Issuer Ratings

Independent Credit Evaluation of Residual debt as per Resolution plan

In February 2018, the Reserve Bank of India (RBI) had introduced revised framework for resolution of stressed assets. As per the circular, all lenders must put in place Board-approved policies for resolution of stressed assets, including the timelines for resolution. The framework applies to a larger universe of lenders, including NBFCs and small finance banks. The decision has been made voluntary for lenders to take defaulters to the bankruptcy court.

It has been stipulated that for the resolution plan for stressed accounts having exposure in excess of Rs.100 crore, which involve restructuring or change in ownership, the banks would have to get an independent credit evaluation (ICE) of the residual debt by an authorized Credit Rating Agency (CRA), and cases where the exposure is over Rs.500 crore, the ICE has to be done by at least two CRAs. CARE Ratings has been authorized by RBI to undertake ICE for stressed assets under the framework.

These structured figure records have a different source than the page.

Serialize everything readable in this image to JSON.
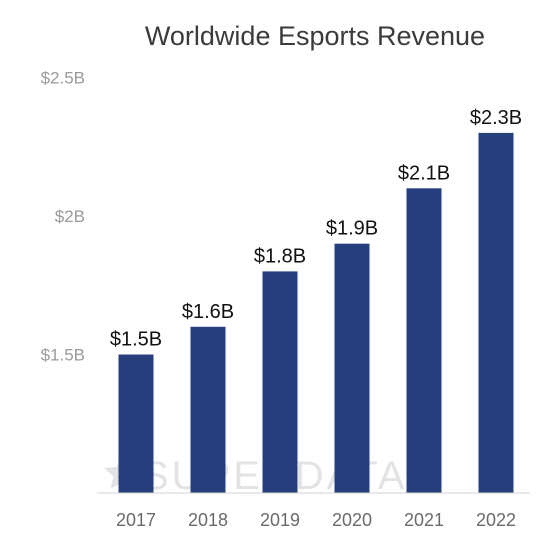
{
  "chart_data": {
    "type": "bar",
    "title": "Worldwide Esports Revenue",
    "categories": [
      "2017",
      "2018",
      "2019",
      "2020",
      "2021",
      "2022"
    ],
    "values": [
      1.5,
      1.6,
      1.8,
      1.9,
      2.1,
      2.3
    ],
    "data_labels": [
      "$1.5B",
      "$1.6B",
      "$1.8B",
      "$1.9B",
      "$2.1B",
      "$2.3B"
    ],
    "y_ticks": [
      {
        "value": 1.5,
        "label": "$1.5B"
      },
      {
        "value": 2.0,
        "label": "$2B"
      },
      {
        "value": 2.5,
        "label": "$2.5B"
      }
    ],
    "ylim": [
      1.0,
      2.5
    ],
    "xlabel": "",
    "ylabel": "",
    "grid": false,
    "bar_color": "#263f7c",
    "watermark": "SUPERDATA"
  }
}
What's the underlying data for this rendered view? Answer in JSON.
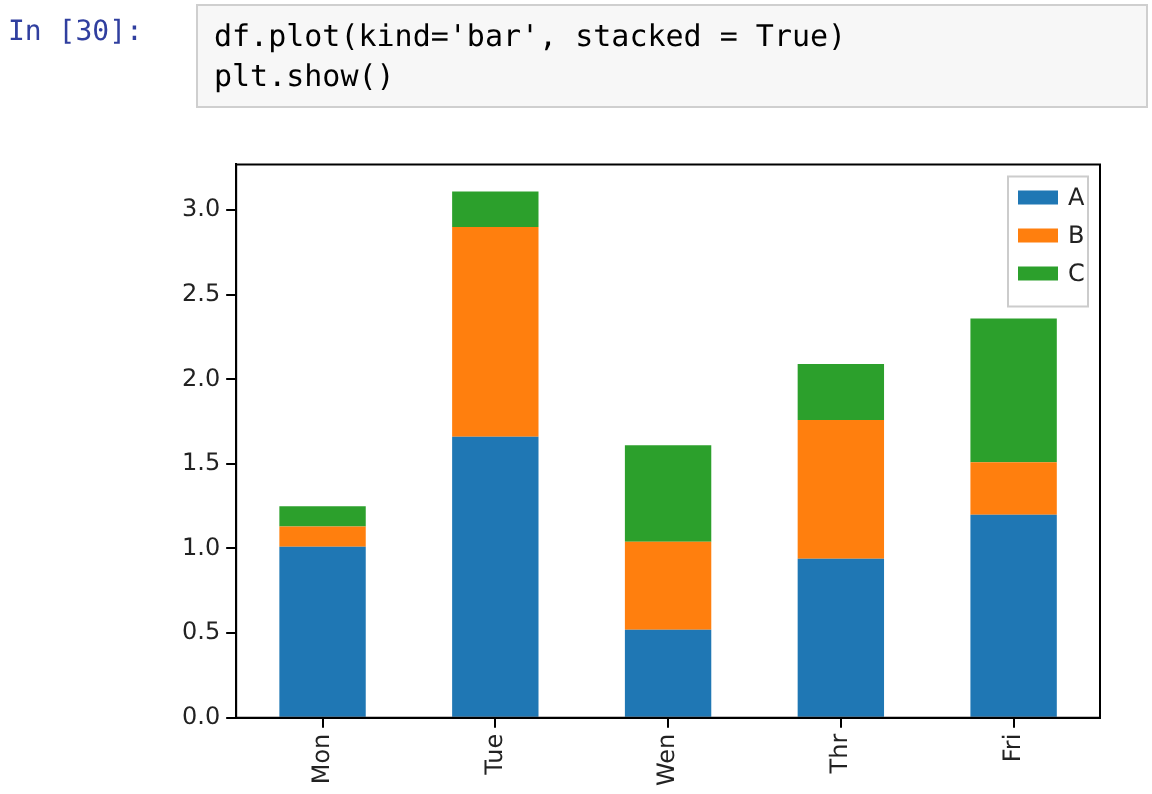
{
  "chart_data": {
    "type": "bar",
    "stacked": true,
    "annotations": [
      "In [30]:",
      "df.plot(kind='bar', stacked = True)\nplt.show()"
    ],
    "categories": [
      "Mon",
      "Tue",
      "Wen",
      "Thr",
      "Fri"
    ],
    "series": [
      {
        "name": "A",
        "color": "#1f77b4",
        "values": [
          1.01,
          1.66,
          0.52,
          0.94,
          1.2
        ]
      },
      {
        "name": "B",
        "color": "#ff7f0e",
        "values": [
          0.12,
          1.24,
          0.52,
          0.82,
          0.31
        ]
      },
      {
        "name": "C",
        "color": "#2ca02c",
        "values": [
          0.12,
          0.21,
          0.57,
          0.33,
          0.85
        ]
      }
    ],
    "ylim": [
      0,
      3.27
    ],
    "yticks": [
      {
        "value": 0,
        "label": "0.0"
      },
      {
        "value": 0.5,
        "label": "0.5"
      },
      {
        "value": 1,
        "label": "1.0"
      },
      {
        "value": 1.5,
        "label": "1.5"
      },
      {
        "value": 2,
        "label": "2.0"
      },
      {
        "value": 2.5,
        "label": "2.5"
      },
      {
        "value": 3,
        "label": "3.0"
      }
    ],
    "grid": false,
    "legend": "top right"
  }
}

Post outbreak of COVID-19 pandemic towards the end of the financial year 2020, RBI has released regulatory measures from time to time to help businesses tide through the COVID-19 pandemic and the related liquidity stress. The most recent measure by RBI to this effect is the ‘Resolution Framework for COVID-19 related stress’ announced on August 6, 2020. As per the RBI circular, eligible borrowers are companies which are presently under stress on account of COVID-19 and which were classified as Standard, but not in default for more than 30 days with any lending institution as on March 1, 2020. Similar to Resolution plans for stressed assets, ICE is required for the Resolution plans for COVID-19 related stress in respect of accounts where the aggregate exposure of the lending institutions at the time of invocation of the resolution process is Rs.100 crore and above by any one CRA authorized by RBI under the Prudential Framework.

CARE Ratings assigns ICE ratings as per the RBI prescribed scale of RP1 to RP7, where RP1 is the highest rating and RP7 is the lowest. For a resolution plan to be considered for implementation, without reference to NCLT, RBI guidelines require a rating of RP4 or better.

For the purpose of ICE, broadly the same methodology is used as for the traditional credit rating of corporate sector. The main difference between traditional credit rating and ICE is that ICE is based on the ‘plan’ of turning around the unit which will then generate sufficient cash flow for timely servicing of the debt.

ICE of the Resolution Plan for the stressed assets is done as a one-time exercise to be used by the lenders. As such, these ratings are not reviewed subsequently.